Write a function to find the longest common prefix string amongst an array of strings.

If there is no common prefix, return an empty string "".

Example 1

Input: strs = ["flower","flow","flight"] Output: "fl"

Example 2

Input: strs = ["dog","racecar","car"] Output: "" Explanation: There is no common prefix among the input strings.

Steps

1. Handle Edge Cases: Check for empty input array. If empty, return "". If the array contains only one string, return that string.

2. Iterate through the shortest string: Find the shortest string in the array. We only need to compare up to the length of the shortest string because a longer prefix can't be common to all.

3. Character-by-Character Comparison: Iterate through the characters of the shortest string. In each iteration, compare the current character with the corresponding character in all other strings.

4. Prefix Construction: If a character matches in all strings, add it to the prefix string. If a mismatch is found, stop the iteration and return the current prefix.

5. Return the Prefix: After iterating through the shortest string, return the constructed prefix.

Explanation

The algorithm leverages the fact that the longest common prefix cannot be longer than the shortest string in the array. By iterating character by character through the shortest string and comparing each character across all strings, we efficiently find the longest common prefix.

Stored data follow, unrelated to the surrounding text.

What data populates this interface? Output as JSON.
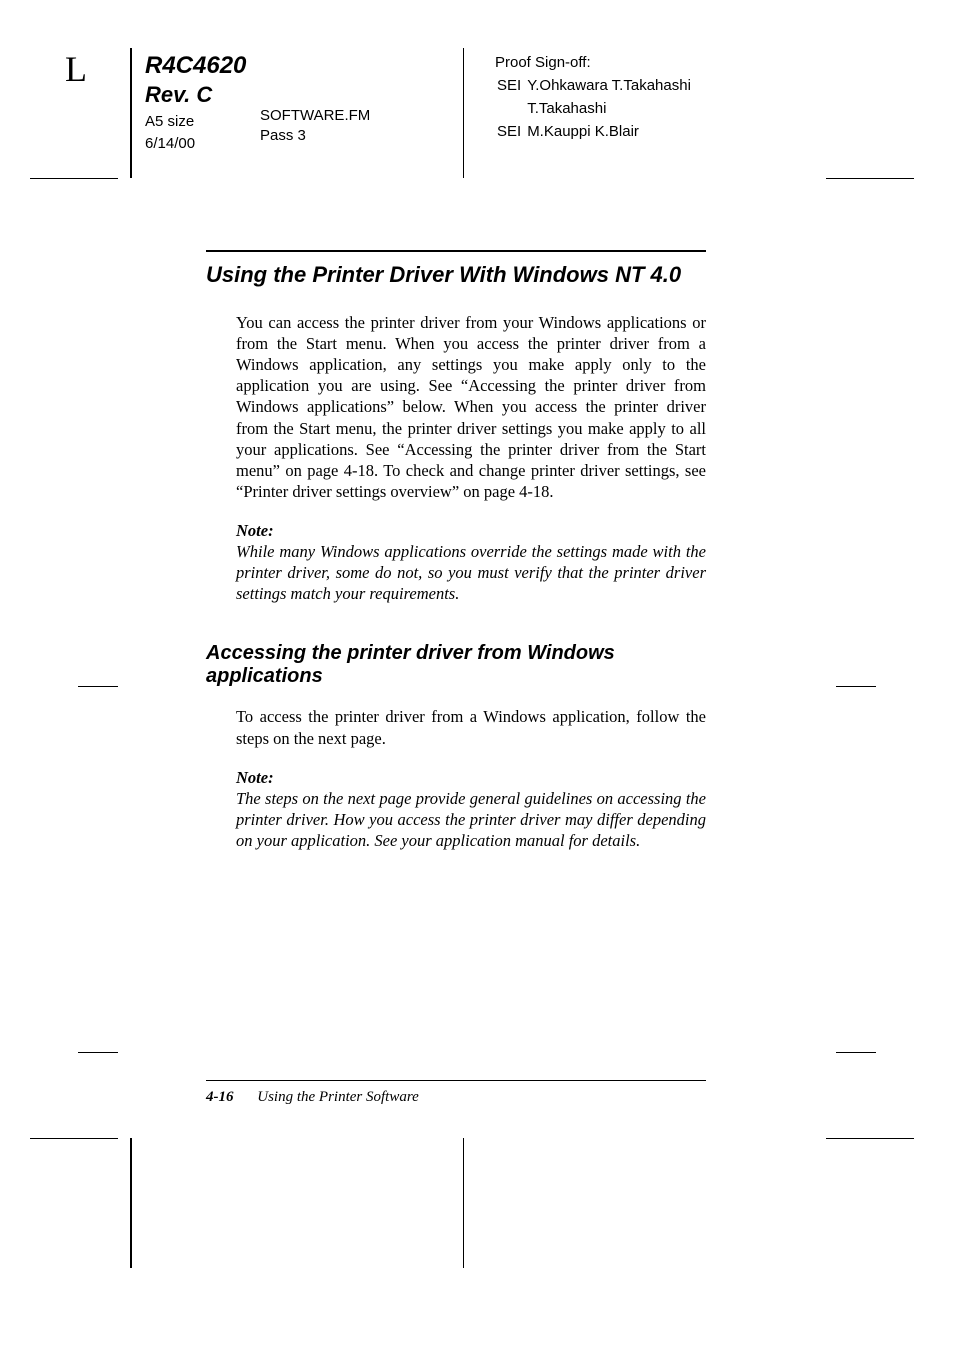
{
  "header": {
    "l_mark": "L",
    "docnum": "R4C4620",
    "rev": "Rev. C",
    "size": "A5 size",
    "date": "6/14/00",
    "file": "SOFTWARE.FM",
    "pass": "Pass 3",
    "proof_label": "Proof Sign-off:",
    "row1_a": "SEI",
    "row1_b": "Y.Ohkawara T.Takahashi",
    "row2_b": "T.Takahashi",
    "row3_a": "SEI",
    "row3_b": "M.Kauppi K.Blair"
  },
  "section": {
    "title": "Using the Printer Driver With Windows NT 4.0",
    "para1": "You can access the printer driver from your Windows applications or from the Start menu. When you access the printer driver from a Windows application, any settings you make apply only to the application you are using. See “Accessing the printer driver from Windows applications” below. When you access the printer driver from the Start menu, the printer driver settings you make apply to all your applications. See “Accessing the printer driver from the Start menu” on page 4-18. To check and change printer driver settings, see “Printer driver settings overview” on page 4-18.",
    "note1_label": "Note:",
    "note1_text": "While many Windows applications override the settings made with the printer driver, some do not, so you must verify that the printer driver settings match your requirements.",
    "subtitle": "Accessing the printer driver from Windows applications",
    "para2": "To access the printer driver from a Windows application, follow the steps on the next page.",
    "note2_label": "Note:",
    "note2_text": "The steps on the next page provide general guidelines on accessing the printer driver. How you access the printer driver may differ depending on your application. See your application manual for details."
  },
  "footer": {
    "page": "4-16",
    "chapter": "Using the Printer Software"
  }
}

The algorithm stops as soon as a mismatch is detected, optimizing for cases where no common prefix exists.

Code (TypeScript)

function longestCommonPrefix(strs: string[]): string {
    if (strs.length === 0) return ""; // Handle empty array
    if (strs.length === 1) return strs[0]; // Handle single string

    let shortestStr = strs.reduce((a, b) => a.length <= b.length ? a : b); //Find the shortest string
    let prefix = "";

    for (let i = 0; i < shortestStr.length; i++) {
        const char = shortestStr[i];
        let match = true;
        for (let j = 0; j < strs.length; j++) {
            if (strs[j][i] !== char) {
                match = false;
                break;
            }
        }
        if (match) {
            prefix += char;
        } else {
            break; // Mismatch found, stop iteration
        }
    }

    return prefix;
}

Complexity

• Time Complexity: O(S * N), where N is the number of strings and S is the length of the shortest string. In the worst case, we iterate through all characters of the shortest string and compare each character with all other strings.

• Space Complexity: O(1). We only use a few variables to store the prefix and intermediate values; the space used doesn't depend on the input size. The space used by prefix is at most the length of the shortest string.